Outsourcer Capita’s revenues were down more than £300m last year, as turnaround specialist CEO Jonathan Lewis worked to nullify the “existential threat” facing the firm when he took over in late 2017.
Lewis told City A.M. he has taken “radical, decisive action” to simplify the firm, which saw profits fall more than one-quarter but still halved its net debt and beat its own guidance for the year.
Shares rose 0.75 per cent in early morning trading.
Adjusted pre-tax profit fell 26 per cent in the year ending 31 December 2018 to £282.1m, after a figure of £383.1m the year before. This came in ahead of Capita’s own guidance of £250-275m.
Meanwhile revenue fell 7.5 per cent from £4.2bn to £3.9bn as Lewis sought to simplify the business, which he said was “far too complex” and had “underinvested in infrastructure and over-relied on acquisitions for growth” when he arrived. Net debt more than halved, from £1.1bn in 2017 to £466.1m last year.
But the firm still racked up a cash deficit of £260.5m last year, after a cash position of £66.6m the year before.
Why it’s interesting
Capita provides digital services for large private sector clients, and is seeking to reestablish itself as one of the public sector suppliers closest to the Cabinet Office, having contributed heavily to the CO’s new procurement guidelines, the so-called outsourcing playbook.
The firm provides customer services to Marks and Spencer, and manages the license fee for the BBC.
After a torrid 2017 in which profits plunged and former chief executive Andy Parker was forced to fall on his sword, new boss Lewis was tasked with changing the company’s fortunes.
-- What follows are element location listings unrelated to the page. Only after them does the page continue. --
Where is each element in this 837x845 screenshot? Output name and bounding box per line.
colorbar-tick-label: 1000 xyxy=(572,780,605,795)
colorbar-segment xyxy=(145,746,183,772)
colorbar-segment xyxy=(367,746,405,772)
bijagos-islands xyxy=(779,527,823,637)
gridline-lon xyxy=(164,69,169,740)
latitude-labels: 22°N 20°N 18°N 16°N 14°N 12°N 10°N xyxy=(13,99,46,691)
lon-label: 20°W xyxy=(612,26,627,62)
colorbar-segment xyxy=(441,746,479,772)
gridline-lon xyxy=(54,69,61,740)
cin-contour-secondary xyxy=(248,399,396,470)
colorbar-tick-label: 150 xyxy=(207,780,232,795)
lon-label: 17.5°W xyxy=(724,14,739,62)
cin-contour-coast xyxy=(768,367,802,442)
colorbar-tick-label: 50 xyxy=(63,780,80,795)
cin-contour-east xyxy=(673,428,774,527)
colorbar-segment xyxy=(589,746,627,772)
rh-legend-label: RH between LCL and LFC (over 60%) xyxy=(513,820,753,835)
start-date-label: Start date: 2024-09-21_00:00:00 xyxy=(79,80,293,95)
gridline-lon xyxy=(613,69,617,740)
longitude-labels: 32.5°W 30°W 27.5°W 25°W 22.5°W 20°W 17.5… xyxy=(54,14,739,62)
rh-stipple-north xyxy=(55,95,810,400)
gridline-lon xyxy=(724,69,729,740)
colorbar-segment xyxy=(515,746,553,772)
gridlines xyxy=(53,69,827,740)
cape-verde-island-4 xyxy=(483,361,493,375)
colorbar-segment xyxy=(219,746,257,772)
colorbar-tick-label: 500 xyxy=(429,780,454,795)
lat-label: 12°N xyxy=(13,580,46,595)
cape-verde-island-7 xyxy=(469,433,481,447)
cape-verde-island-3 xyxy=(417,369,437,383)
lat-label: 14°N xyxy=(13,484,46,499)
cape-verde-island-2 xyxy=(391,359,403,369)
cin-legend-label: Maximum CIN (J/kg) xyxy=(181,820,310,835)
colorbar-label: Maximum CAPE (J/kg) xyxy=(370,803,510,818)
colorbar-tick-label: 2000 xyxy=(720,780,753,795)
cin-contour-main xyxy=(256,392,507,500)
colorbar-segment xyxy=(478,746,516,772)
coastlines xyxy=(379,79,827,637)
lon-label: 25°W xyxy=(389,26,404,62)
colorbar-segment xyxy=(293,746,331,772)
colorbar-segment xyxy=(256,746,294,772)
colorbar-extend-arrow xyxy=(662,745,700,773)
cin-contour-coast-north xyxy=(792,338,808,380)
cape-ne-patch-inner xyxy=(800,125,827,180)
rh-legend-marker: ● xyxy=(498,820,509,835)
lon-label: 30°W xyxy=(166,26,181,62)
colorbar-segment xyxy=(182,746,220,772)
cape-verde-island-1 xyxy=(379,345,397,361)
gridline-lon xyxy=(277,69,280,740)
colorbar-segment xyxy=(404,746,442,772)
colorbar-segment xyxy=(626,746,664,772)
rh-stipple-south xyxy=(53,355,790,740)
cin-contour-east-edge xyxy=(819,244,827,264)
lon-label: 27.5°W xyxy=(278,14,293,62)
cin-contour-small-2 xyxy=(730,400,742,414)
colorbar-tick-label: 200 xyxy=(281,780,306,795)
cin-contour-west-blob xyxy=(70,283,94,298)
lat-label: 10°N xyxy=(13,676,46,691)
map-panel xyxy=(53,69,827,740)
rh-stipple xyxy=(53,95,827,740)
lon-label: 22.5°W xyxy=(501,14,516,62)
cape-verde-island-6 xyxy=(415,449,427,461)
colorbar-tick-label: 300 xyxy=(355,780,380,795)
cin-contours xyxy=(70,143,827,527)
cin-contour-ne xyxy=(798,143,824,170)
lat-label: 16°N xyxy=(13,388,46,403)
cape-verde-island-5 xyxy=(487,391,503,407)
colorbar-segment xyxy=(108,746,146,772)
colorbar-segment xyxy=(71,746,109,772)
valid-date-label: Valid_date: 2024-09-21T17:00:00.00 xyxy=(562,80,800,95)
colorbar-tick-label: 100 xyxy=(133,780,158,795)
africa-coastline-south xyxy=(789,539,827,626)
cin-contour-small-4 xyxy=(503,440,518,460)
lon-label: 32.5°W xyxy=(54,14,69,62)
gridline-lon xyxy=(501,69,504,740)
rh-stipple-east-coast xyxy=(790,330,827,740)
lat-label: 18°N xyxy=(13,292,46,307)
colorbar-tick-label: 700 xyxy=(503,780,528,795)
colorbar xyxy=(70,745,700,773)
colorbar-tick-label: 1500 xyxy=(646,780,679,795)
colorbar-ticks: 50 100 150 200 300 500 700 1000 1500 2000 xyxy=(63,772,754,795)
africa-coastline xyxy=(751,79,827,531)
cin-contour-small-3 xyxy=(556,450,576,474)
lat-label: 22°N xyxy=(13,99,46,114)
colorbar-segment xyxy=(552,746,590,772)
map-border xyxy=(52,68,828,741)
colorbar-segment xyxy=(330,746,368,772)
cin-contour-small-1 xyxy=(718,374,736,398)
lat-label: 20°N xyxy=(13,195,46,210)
He has put in place a pension deficit reduction plan, raised £701m via a rights issue, and shaken up the company’s leadership structure.
“We made decisions on a number of the executive directors and parted with those individuals,” he said.
Capita set a flat profit target for 2019, and brokers at Shore Capital Markets said: “A return to growth in revenues and profitability remains on track”.
But challenges remain in the form of Brexit, which Lewis told City A.M. has caused “a massive reduction in the amount of work that's come for tender”.
What Capita said
Lewis added: “We’ve successfully completed year one of our multi-year transformation, fixed the basics and are firmly on track.
“We’ve improved our governance, introduced a ‘One Capita’ operating model, and started turning around challenging contracts.”